Contexte: Bien que les perturbations du sommeil et leur effet sur le fonctionnement soient bien établies chez les adultes souffrant du trouble bipolaire (TB). Nous en savons peu à ce sujet chez les jeunes. Objectif: La présente étude investigue la prévalence et les corrélats de la perturbation du sommeil chez les jeunes souffrant du TB. Méthodes: L'étude comprenait 103 jeunes (72 TB, 31 témoins en santé [TS]), âgés de 14 à 20 ans. Les mesures de l'étude étaient notamment une entrevue diagnostique semi-structurée et l'Index de Qualité du Sommeil de Pittsburgh (IQSP). L'IQSP donne un score global et 7 scores de sous-échelles.
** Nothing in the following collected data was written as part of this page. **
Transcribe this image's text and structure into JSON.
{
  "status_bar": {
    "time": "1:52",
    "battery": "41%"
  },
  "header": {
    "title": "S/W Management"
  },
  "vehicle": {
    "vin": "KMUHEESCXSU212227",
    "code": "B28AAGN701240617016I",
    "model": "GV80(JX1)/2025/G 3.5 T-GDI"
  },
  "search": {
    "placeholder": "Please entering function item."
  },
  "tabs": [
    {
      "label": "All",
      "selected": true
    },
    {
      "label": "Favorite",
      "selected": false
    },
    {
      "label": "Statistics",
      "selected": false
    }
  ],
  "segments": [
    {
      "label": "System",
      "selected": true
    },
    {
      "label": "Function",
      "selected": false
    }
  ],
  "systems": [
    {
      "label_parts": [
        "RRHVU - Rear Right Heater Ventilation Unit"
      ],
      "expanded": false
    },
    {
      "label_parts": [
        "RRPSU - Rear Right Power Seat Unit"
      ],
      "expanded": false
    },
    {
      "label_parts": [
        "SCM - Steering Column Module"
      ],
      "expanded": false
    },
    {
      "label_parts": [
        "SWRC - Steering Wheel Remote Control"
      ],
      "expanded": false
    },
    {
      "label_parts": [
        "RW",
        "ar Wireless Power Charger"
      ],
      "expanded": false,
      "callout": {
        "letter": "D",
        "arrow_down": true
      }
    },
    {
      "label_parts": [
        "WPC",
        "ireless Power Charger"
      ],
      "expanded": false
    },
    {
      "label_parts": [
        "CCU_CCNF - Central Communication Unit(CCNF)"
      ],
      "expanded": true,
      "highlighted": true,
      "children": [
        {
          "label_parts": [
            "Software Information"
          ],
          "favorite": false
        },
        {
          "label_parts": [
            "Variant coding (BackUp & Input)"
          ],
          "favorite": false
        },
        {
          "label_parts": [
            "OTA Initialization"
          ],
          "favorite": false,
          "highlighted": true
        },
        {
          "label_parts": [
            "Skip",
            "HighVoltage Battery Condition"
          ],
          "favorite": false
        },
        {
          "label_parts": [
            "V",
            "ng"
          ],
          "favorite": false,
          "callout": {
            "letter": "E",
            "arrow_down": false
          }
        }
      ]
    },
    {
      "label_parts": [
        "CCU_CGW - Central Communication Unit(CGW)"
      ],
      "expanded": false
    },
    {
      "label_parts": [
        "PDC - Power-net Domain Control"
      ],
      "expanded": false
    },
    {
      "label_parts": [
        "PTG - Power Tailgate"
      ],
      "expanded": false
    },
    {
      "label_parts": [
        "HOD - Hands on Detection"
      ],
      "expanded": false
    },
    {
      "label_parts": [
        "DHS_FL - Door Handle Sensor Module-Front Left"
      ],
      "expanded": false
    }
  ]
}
Les analyses ont examiné entre les différences de groupes dans les scores IQSP, et les corrélats d'IQSP dans le TB. Résultats: Les jeunes souffrant de TB avaient des scores de sommeil globaux significativement plus élevés (pires), et des scores plus élevés à 5/7 sous-échelles (qualité, latence, perturbation, utilisation de médicament pour dormir, dysfonction diurne). Dans les analyses univariées, la mauvaise qualité du sommeil était associée à la gravité de la dépression de durée de vie et actuelle, à l'état de l'humeur mixte, à la labilité affective auto-déclarée, et aux traits de la personnalité limite. Le traitement au lithium de durée de vie et l'état de l'humeur euthymique étaient associés avec de meilleurs scores de sommeil. Dans les analyses multivariées, une plus grande gravité de la dépression actuelle et de la labilité affective auto-déclarée étaient très robustement associées à une mauvaise qualité du sommeil. Conclusions: Convergeant avec les données des adultes, les résultats actuels indiquent une plus grande perturbation du sommeil chez les jeunes souffrant du TB contre les TS. Convergeant également avec les adultes souffrant de TB, la perturbation de l'humeur, que ce soit par la gravité de la dépression ou la labilité émotionnelle, comprenait les corrélats prédominants de la perturbation du sommeil chez les jeunes souffrant de TB. La future recherche est justifiée pour mieux comprendre l'association temporelle entre la perturbation du sommeil et ses corrélats chez les jeunes souffrant du TB. Étant liées, les interventions qui abordent l'humeur et les perturbations du sommeil peuvent aider à améliorer le fonctionnement général.